Сочинения Иосифа Бродского. Том V | страница 13



Кроме того, армия есть крестьянская идея порядка. Ничто так не поднимает дух среднего человека, как вид когорт, марширующих перед членами политбюро на мавзолее. Мне кажется, никому из них никогда не приходило в голову, что в попирании ногами священной гробницы есть элемент кощунства. Видимо, это мыслилось как преемственность, и самое печальное в фигурах на мавзолее то, что они заодно с мумией бросают вызов времени. Их видишь по телевизору или на скверных фотографиях, миллионно размноженных официальными газетами. Подобно древним римлянам, прокладывавшим главную улицу в своих поселениях с севера на юг, дабы соотнести себя с центром Империи, советский человек по этим картинкам поверяет устойчивость и предсказуемость своей жизни.


Когда я работал на заводе, в обеденный перерыв мы выходили на заводской двор; кто садился и разворачивал бутерброды, кто курил, кто играл в волейбол. Там была маленькая клумба, окруженная полуметровым зеленым забором из штакетника. Забор был покрыт пылью и копотью, так же как сморщенные, вялые цветы на квадратной клумбе. Куда бы ни занесло тебя в нашей империи, ты везде найдешь такой забор. Штакетник обычно — готовое изделие, но если даже его стругают дома, то все равно выдерживают стандарт. Однажды я поехал в Среднюю Азию, в Самарканд[9]; я сгорал от желания увидеть бирюзовые купола и непостижимые орнаменты разных медресе и минаретов. Они были тут как тут. А потом я увидел этот забор с его идиотским ритмом, и сердце у меня упало. Восток исчез. Дробненькая, гребеночная скороговорка забора мгновенно уничтожила все пространство — а равно и время — между заводским двором и древним городом Хубилая.

Нет ничего более чуждого этим штакетникам, чем природа, чью зелень идиотически пародирует их цвет. Штакетники, правительственный чугун оград, неистребимое хаки военных в каждой толпе пешеходов, на каждой улице, в каждом городе, неотступная фотография домны в каждой утренней газете, неиссякаемый Чайковский по радио[10] — от всего этого можно сойти с ума, если не умеешь отключаться. На советском телевидении не было рекламных передач; в паузах показывали портреты Ленина и так называемые фотоэтюды: «Весна», «Осень» и т. д. Плюс «легкая» журчащая музыка, никогда не имевшая автора и творимая самим усилителем.

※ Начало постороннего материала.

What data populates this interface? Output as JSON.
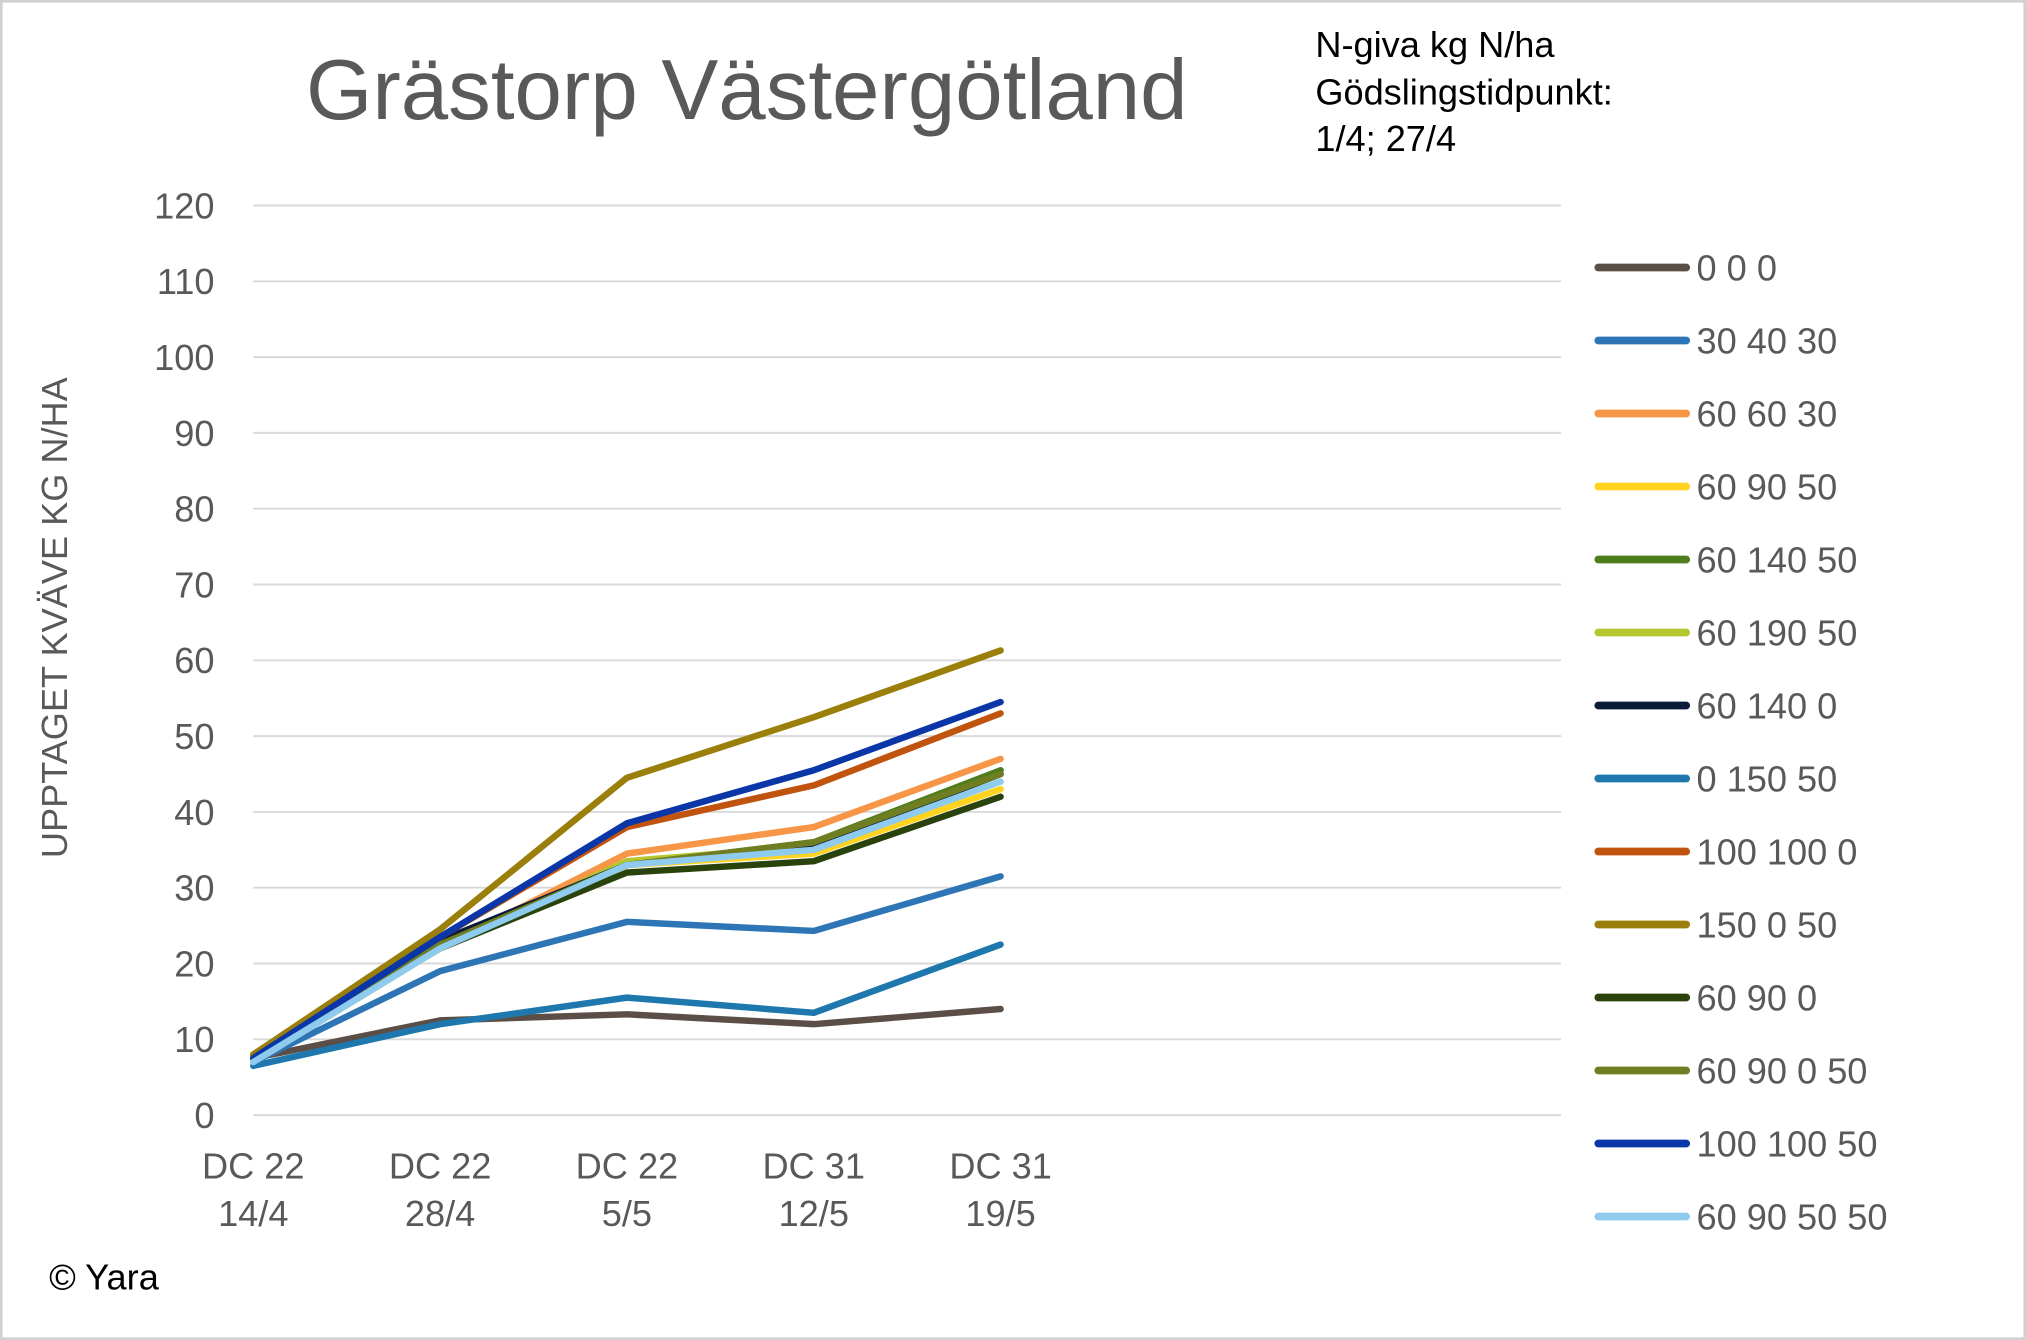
{
  "chart_data": {
    "type": "line",
    "title": "Grästorp Västergötland",
    "annotation": [
      "N-giva kg N/ha",
      "Gödslingstidpunkt:",
      "1/4; 27/4"
    ],
    "ylabel": "UPPTAGET KVÄVE KG N/HA",
    "credit": "© Yara",
    "categories": [
      [
        "DC 22",
        "14/4"
      ],
      [
        "DC 22",
        "28/4"
      ],
      [
        "DC 22",
        "5/5"
      ],
      [
        "DC 31",
        "12/5"
      ],
      [
        "DC 31",
        "19/5"
      ],
      null,
      null,
      null
    ],
    "ylim": [
      0,
      120
    ],
    "yticks": [
      0,
      10,
      20,
      30,
      40,
      50,
      60,
      70,
      80,
      90,
      100,
      110,
      120
    ],
    "grid": true,
    "legend": "right",
    "series": [
      {
        "name": "0 0 0",
        "color": "#5b4e47",
        "values": [
          7.5,
          12.5,
          13.3,
          12,
          14,
          null,
          null,
          null
        ]
      },
      {
        "name": "30 40 30",
        "color": "#2e75b6",
        "values": [
          7,
          19,
          25.5,
          24.3,
          31.5,
          null,
          null,
          null
        ]
      },
      {
        "name": "60 60 30",
        "color": "#f79646",
        "values": [
          7.5,
          22,
          34.5,
          38,
          47,
          null,
          null,
          null
        ]
      },
      {
        "name": "60 90 50",
        "color": "#ffd320",
        "values": [
          7,
          22,
          33,
          34.5,
          43,
          null,
          null,
          null
        ]
      },
      {
        "name": "60 140 50",
        "color": "#4e7d1e",
        "values": [
          7.5,
          22.5,
          33,
          36,
          45.5,
          null,
          null,
          null
        ]
      },
      {
        "name": "60 190 50",
        "color": "#b4c72f",
        "values": [
          7.5,
          22,
          33.5,
          35.5,
          45,
          null,
          null,
          null
        ]
      },
      {
        "name": "60 140 0",
        "color": "#0c1a3a",
        "values": [
          7.5,
          23,
          33,
          35.5,
          45,
          null,
          null,
          null
        ]
      },
      {
        "name": "0 150 50",
        "color": "#1f78ad",
        "values": [
          6.5,
          12,
          15.5,
          13.5,
          22.5,
          null,
          null,
          null
        ]
      },
      {
        "name": "100 100 0",
        "color": "#c0540f",
        "values": [
          8,
          23.5,
          38,
          43.5,
          53,
          null,
          null,
          null
        ]
      },
      {
        "name": "150 0 50",
        "color": "#9a7f0a",
        "values": [
          8,
          24.5,
          44.5,
          52.5,
          61.3,
          null,
          null,
          null
        ]
      },
      {
        "name": "60 90 0",
        "color": "#2a420c",
        "values": [
          7.5,
          22,
          32,
          33.5,
          42,
          null,
          null,
          null
        ]
      },
      {
        "name": "60 90 0 50",
        "color": "#6f7e20",
        "values": [
          7.5,
          22.5,
          33,
          36,
          45,
          null,
          null,
          null
        ]
      },
      {
        "name": "100 100 50",
        "color": "#0a36a8",
        "values": [
          7.5,
          23.5,
          38.5,
          45.5,
          54.5,
          null,
          null,
          null
        ]
      },
      {
        "name": "60 90 50 50",
        "color": "#8ecbee",
        "values": [
          7,
          22,
          33,
          35,
          44,
          null,
          null,
          null
        ]
      }
    ]
  }
}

Тогда я еще не знал, что всем этим наградил нас век разума и прогресса, век массового производства; я приписывал это государству и отчасти самой стране, падкой на все, что не требует воображения. И все-таки думаю, что не совсем ошибался. Казалось бы, где, как не в централизованном государстве, легче всего сеять и распространять просвещение? Правителю, теоретически, доступнее совершенство (на каковое он в любом случае претендует), чем представителю. Об этом твердил Руссо. Жаль, что так не случилось с русскими. Страна с изумительно гибким языком, способным передать тончайшие движения человеческой души, с невероятной этической чувствительностью (благой результат ее в остальном трагической истории) обладала всеми задатками культурного, духовного рая, подлинного сосуда цивилизации. А стала адом серости с убогой материалистической догмой и жалкими потребительскими поползновениями.